README: note LoRA-XS all-linear spread didn't help (test 55.6 vs down_proj 56.8)

Paper spreads LoRA-XS across all q/k/v/o + FFN linears, not down_proj only. Tried it (150 modules, 0.154M params): test 55.6 / valid 62.0, slightly below the down_proj row at 6x params, within single-seed noise. down_proj-only stays the table entry. result: outputs/metamath_gsm8k_alllinear/...__seed0/result.json Co-Authored-By: Claudypoo <288921227+claudypoo@users.noreply.github.com>
2026-06-27 16:45:56 +08:00 · 2026-06-18 23:49:36 +08:00
parent 5d910996b3
commit 8005423c47
1 changed files with 6 additions and 0 deletions
@@ -69,6 +69,12 @@ fwd/bwd = median ms over one batch. init = one-time calibration (EVA's PCA; ~0 f
 CUDA memory is ~9.8 GB for every row. Single seed, so accuracy differences within ~1.4pp (test
 SE at n=1319) are noise.
 Every row targets `down_proj` only, for an all-else-equal rank comparison. LoRA-XS is the one
 method whose paper instead spreads across all q/k/v/o + FFN linears. Trying that here (150 modules,
 0.154M params) did not help: test 55.6 / valid 62.0, slightly below the down_proj row at 6x the
 params, within single-seed noise. So down_proj-only stays its table entry. Result:
 `outputs/metamath_gsm8k_alllinear/Qwen--Qwen3.5-0.8B-Base__lora_xs__s2500__seed0/result.json`.

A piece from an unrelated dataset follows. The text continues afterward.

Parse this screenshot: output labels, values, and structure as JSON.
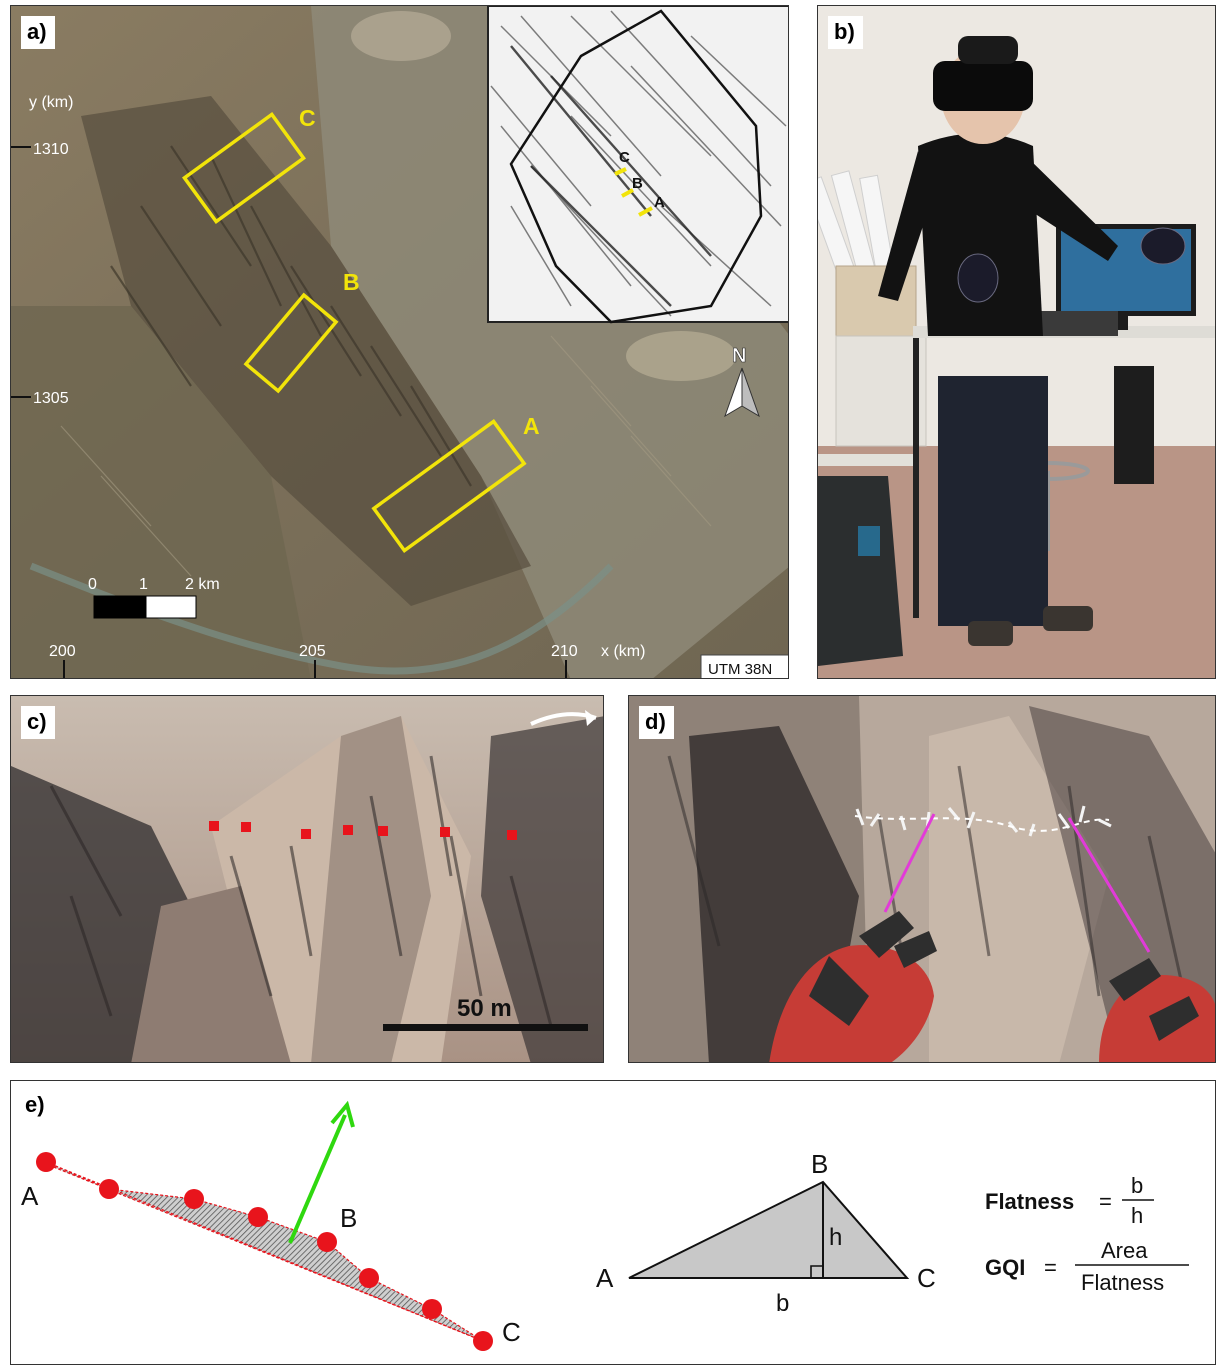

 We validate our adapters the same way [PEFT](https://github.com/huggingface/peft/tree/main/method_comparison) does: train on a MetaMathQA subset and check meaningful GSM8K accuracy. See [this file](scripts/metamath_gsm8k_benchmark.py) for details.
 AntiPaSTO is the novel row here: instead of adding trainable directions like LoRA, it freezes W's own top-r SVD and learns only a per-direction singular-value delta plus a block-diagonal Cayley rotation of that frozen basis. The singular directions stay interpretable and the adapter is tiny (15K params, ~230x smaller than LoRA's 3.54M) yet stays within noise of the full-rank adapters. The default rotates the input basis (V); rotating the output (U), both, or neither are `rotate_basis` ablation axes.